That's just a few of them. We imported like 5x as many as these.

With the goal of eventually archiving it fully, we have imported 573 pages and 266,000 words of content from the old LessWrong wiki to LessWrong 2.0

The old wiki is a great store of knowledge and still gets two thousand pageviews each day. Incorporating it into the new site gets us at least the following benefits:

  • Pages imported from the old wiki now appear in search results on LessWrong proper.
  • Pages imported from the old wiki benefit from all the features of new LessWrong such as hover-preview, subscriptions, commenting, and functioning as tags on posts.
  • Since LessWrong proper is an active site, hopefully, the wiki content continues to get updated.
  • People who land on the old wiki content will more easily find the rest of the awesome content/activity/community on LessWrong proper.
  • I like us being the kind of community that when people have spent hundreds (thousands?) of hours generating valuable content, we commit to preserving it.

The Three Import Types

Pages have been imported in one of three ways:

  1. 76 are imported as new tags that can be applied to posts.
  2. 111 are merged with existing tag pages, which is currently in progress and could use some help (see below).
  3. 386 are imported as "wiki-only" pages . These pages cannot be applied to posts and do not currently appear on the Concepts page.

 

The list of imported of all 573 wiki pages

 

To be honest, it would be more accurate to say that we are part-way through the import. We have completed the programmatic part, and now there remains some manual work to do, hence the help needed.

First, there is some general clean-up of links and other elements that didn't import correctly. Second, and more importantly, a manual text merge is required for the 111 pages are being merged into existing tags. This means taking the text of the existing tag (if it has any) and combining it appropriately with the old wiki page.

Right now, "merged pages" have the old pages' revision history (click History on the tag), but the current text is unchanged.

You can help us out fixing up the wiki import and follow along on completed/incomplete work you can find on the Tagging/Wiki Dashboard.

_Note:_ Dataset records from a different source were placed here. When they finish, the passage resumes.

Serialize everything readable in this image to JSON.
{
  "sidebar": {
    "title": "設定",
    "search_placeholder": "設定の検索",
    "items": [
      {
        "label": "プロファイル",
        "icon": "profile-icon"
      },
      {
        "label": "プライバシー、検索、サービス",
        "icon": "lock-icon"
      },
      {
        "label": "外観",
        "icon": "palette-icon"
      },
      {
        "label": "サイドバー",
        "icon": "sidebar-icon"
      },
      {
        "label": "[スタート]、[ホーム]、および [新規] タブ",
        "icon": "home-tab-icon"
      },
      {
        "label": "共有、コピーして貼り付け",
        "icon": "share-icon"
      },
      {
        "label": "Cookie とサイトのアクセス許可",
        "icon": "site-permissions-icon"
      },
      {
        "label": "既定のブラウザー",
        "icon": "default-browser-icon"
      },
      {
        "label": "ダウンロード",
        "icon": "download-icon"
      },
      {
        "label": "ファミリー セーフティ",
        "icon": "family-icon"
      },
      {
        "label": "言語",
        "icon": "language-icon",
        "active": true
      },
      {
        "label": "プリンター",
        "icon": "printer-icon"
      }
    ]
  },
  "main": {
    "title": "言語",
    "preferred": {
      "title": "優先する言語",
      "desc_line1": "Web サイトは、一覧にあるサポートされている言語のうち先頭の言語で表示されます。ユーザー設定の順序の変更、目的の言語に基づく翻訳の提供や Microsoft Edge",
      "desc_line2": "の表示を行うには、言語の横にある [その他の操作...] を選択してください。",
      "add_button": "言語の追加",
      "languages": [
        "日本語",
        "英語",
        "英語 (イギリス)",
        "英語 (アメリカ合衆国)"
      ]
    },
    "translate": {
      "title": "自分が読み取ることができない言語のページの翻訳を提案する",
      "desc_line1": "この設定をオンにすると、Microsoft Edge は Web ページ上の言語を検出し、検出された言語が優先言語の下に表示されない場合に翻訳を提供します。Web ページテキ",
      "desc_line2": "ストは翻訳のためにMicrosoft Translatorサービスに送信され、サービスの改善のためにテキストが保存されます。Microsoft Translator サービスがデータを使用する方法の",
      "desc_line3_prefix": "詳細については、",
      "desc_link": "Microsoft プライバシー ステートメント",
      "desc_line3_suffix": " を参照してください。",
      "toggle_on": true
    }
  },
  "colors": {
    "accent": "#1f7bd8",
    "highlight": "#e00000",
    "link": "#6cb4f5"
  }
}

More on how to help below, though the hover-overs on the tag flags.

 

The New Tagging Dashboard

Join the Tagger Slack!!

A couple of weeks ago we created a Slack workspace for dedicated taggers to be able to discuss tagging issues and talk directly to the LessWrong team about it. Following initial success plus good timing with the wiki import campaign, we're opening that Slack to anyone who wants to help with tagging.
 

Join the Tagger Slack here

You can also still leave comments on the Tagging Open Call / Discussion Thread.

More Details on Processing Wiki Pages

Here is a more detailed list of the kinds of work to be done:

Merging pages

  • Merged pages show only the original current text by default.
  • In most cases, this should be pretty straightforward. New tags pages usually have no text or a few sentences that can be easily combined with the text of the imported page. 
  • When you open a tag page in the full-editor, if it needs merging, there will be links to the latest version of the imported page, and the to page on the old wiki.

Optimizing the opening paragraph

On LessWrong 2.0 (this site), the opening paragraph is what shows on hover-preview for tags, making it very important. It's worth optimizing the opening paragraph of imported pages.

  • The approximate title phrase of the page should be bolded within the opening paragraph
  • The opening paragraph should convey the general topic of the tag clearly

Updating Pages

  • Most of the pages on the old wiki have not been updated in several years, and on many topics, a lot more interesting stuff has been said (yay intellectual progress!)
  • If you're knowledgeable about a topic, it would be super swell if you updated content to match the latest knowledge.
  • A lighter-weight contribution here is to just leave a note in the page's text saying that it's an out-of-date import.

Tagging Relevant Posts

  • Imported "tag" pages won't have any posts tagged yet, though most of these have a list of posts already in the text body. Those and other posts are worth adding.
  • For "wiki-only" pages, there also lists of posts, but we've still decided that's adequate and they don't all need to be tags in addition to that. Feel free to add more posts to the lists in the text body if they're relevant.

Conclusion

I'm excited to have the great content from the old LW wiki now incorporated into the new site, in many ways, it's long overdue. 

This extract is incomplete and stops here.